On May 6, Reuters White House correspondent Jeff Mason asked McEnany: “You made a comment … in which you said President Trump will not allow the coronavirus to come to this country. Given what has happened since then, obviously, would you like to take that back?” 

McEnany’s response highlighted exactly why the public dislike journalists: they have only their own narrative. After having explained the background to her comment to which Mason had referred, McEnany responded

I guess I would turn the question back on the media and ask similar questions. Does Vox want to take back that they proclaimed the coronavirus would not be a deadly pandemic? Does The Washington Post want to take back that they told Americans to get a grip, the flu is bigger than the coronavirus? Does The Washington Post likewise want to take back that our brains are causing us to exaggerate the threat of the coronavirus? Does The New York Times want to take back that fear of the virus may be spreading faster than the virus itself? Does NPR want to take back that the flu was a much bigger threat than the coronavirus? And finally, once again The Washington Post, would they like to take back that the government should not respond aggressively to the coronavirus?

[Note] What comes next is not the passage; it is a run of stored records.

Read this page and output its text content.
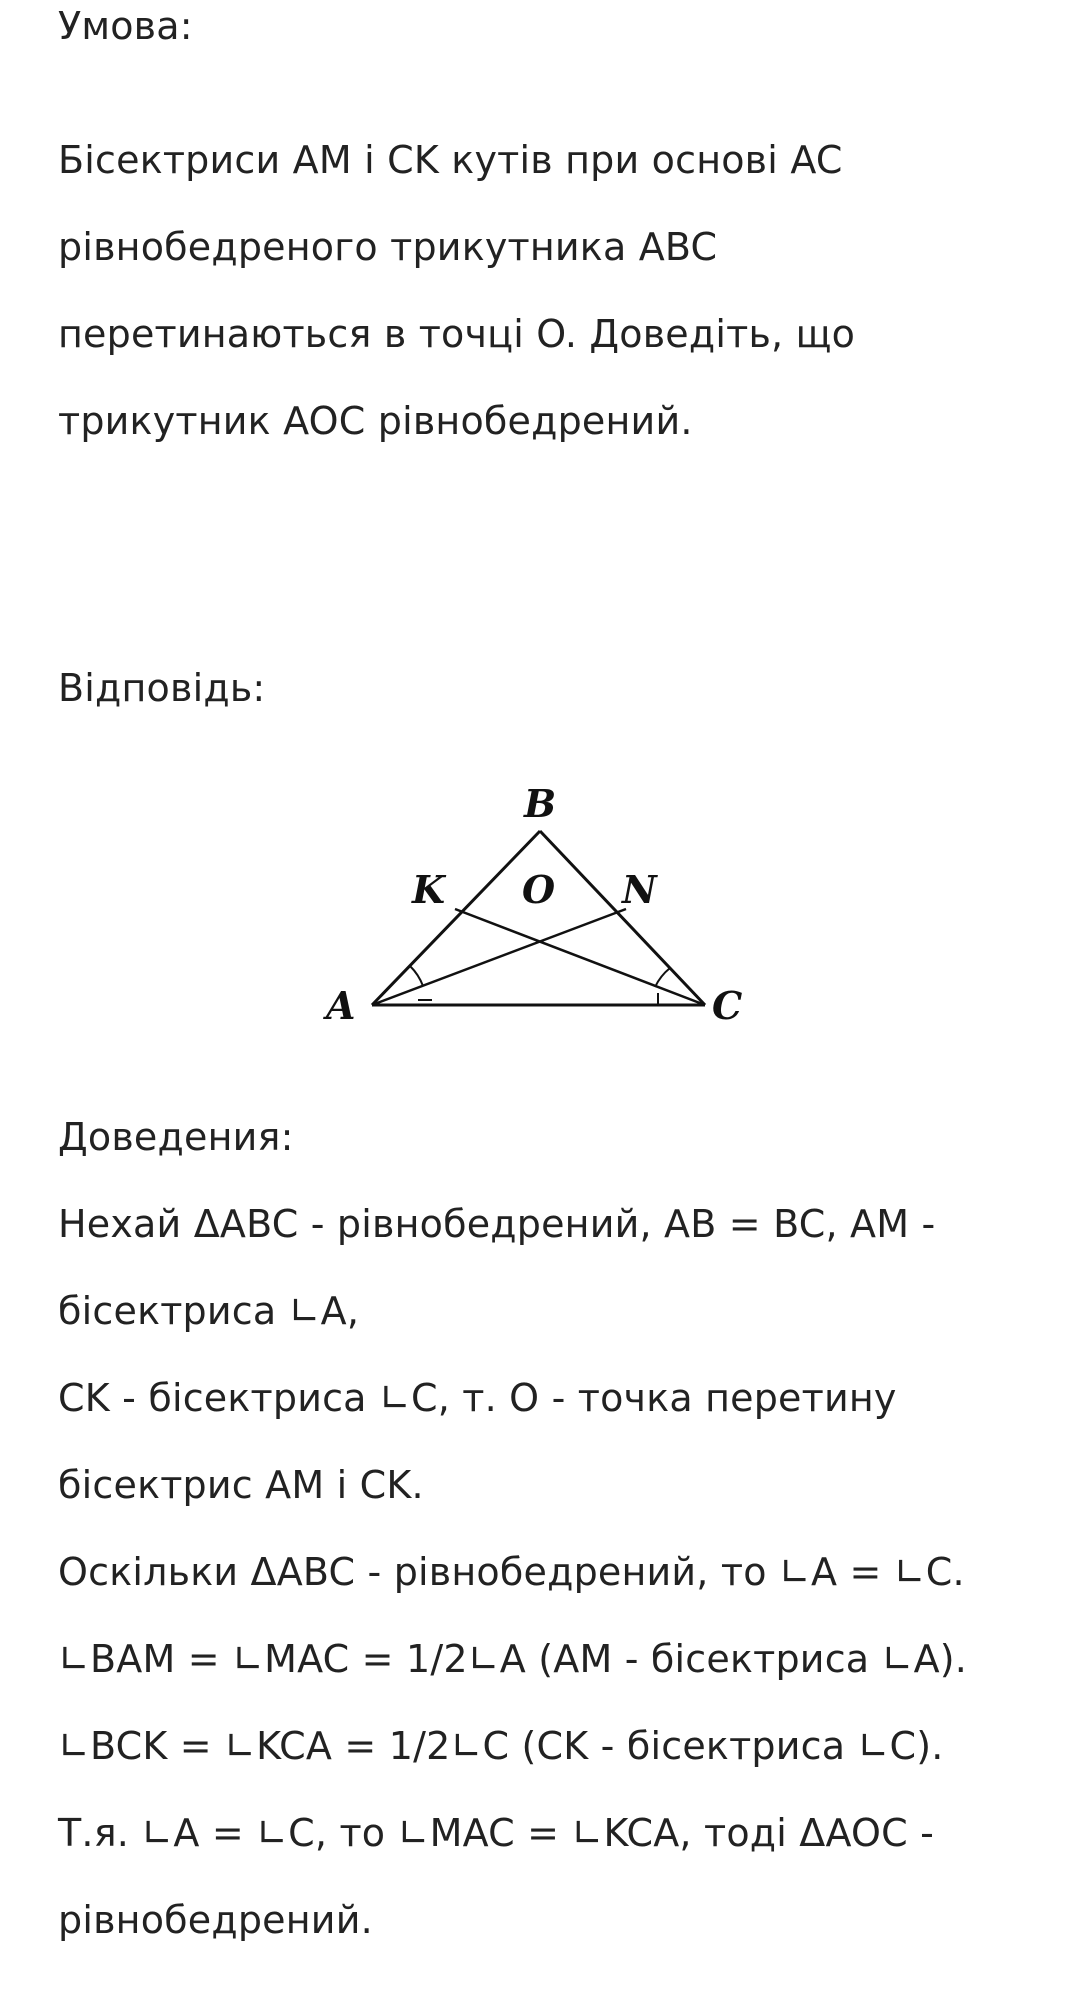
Умова:
Бісектриси AM і CK кутів при основі AC
рівнобедреного трикутника ABC
перетинаються в точці O. Доведіть, що
трикутник AOC рівнобедрений.
Відповідь:
B
K O N
A	C
Доведения:
Нехай ΔABC - рівнобедрений, AB = BC, AM -
бісектриса ∟A,
CK - бісектриса ∟C, т. O - точка перетину
бісектрис AM і CK.
Оскільки ΔABC - рівнобедрений, то ∟A = ∟C.
∟BAM = ∟MAC = 1/2∟A (AM - бісектриса ∟A).
∟BCK = ∟KCA = 1/2∟C (CK - бісектриса ∟C).
Т.я. ∟A = ∟C, то ∟MAC = ∟KCA, тоді ΔAOC -
рівнобедрений.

Remember the confected media outrage when President Trump produced a video mid-April that highlighted his timely responses to the Chinese virus? Rather than admit that their own reporting was incorrect, biased and misleading: the Washington PostCNN and the British Telegraph attacked the President for showing a “propaganda video”: a case of ‘we can do that but not you.’ While the New York Times was silent about the video, Charles M. Blow called for an end to the corona briefings.  

Kayleigh McEnany’s response showed journalists to be soulless people moved only by their love of power. The MSM response to her reply shows their inability to see themselves as they really are. 

Dr David Long is a retired solicitor and economist.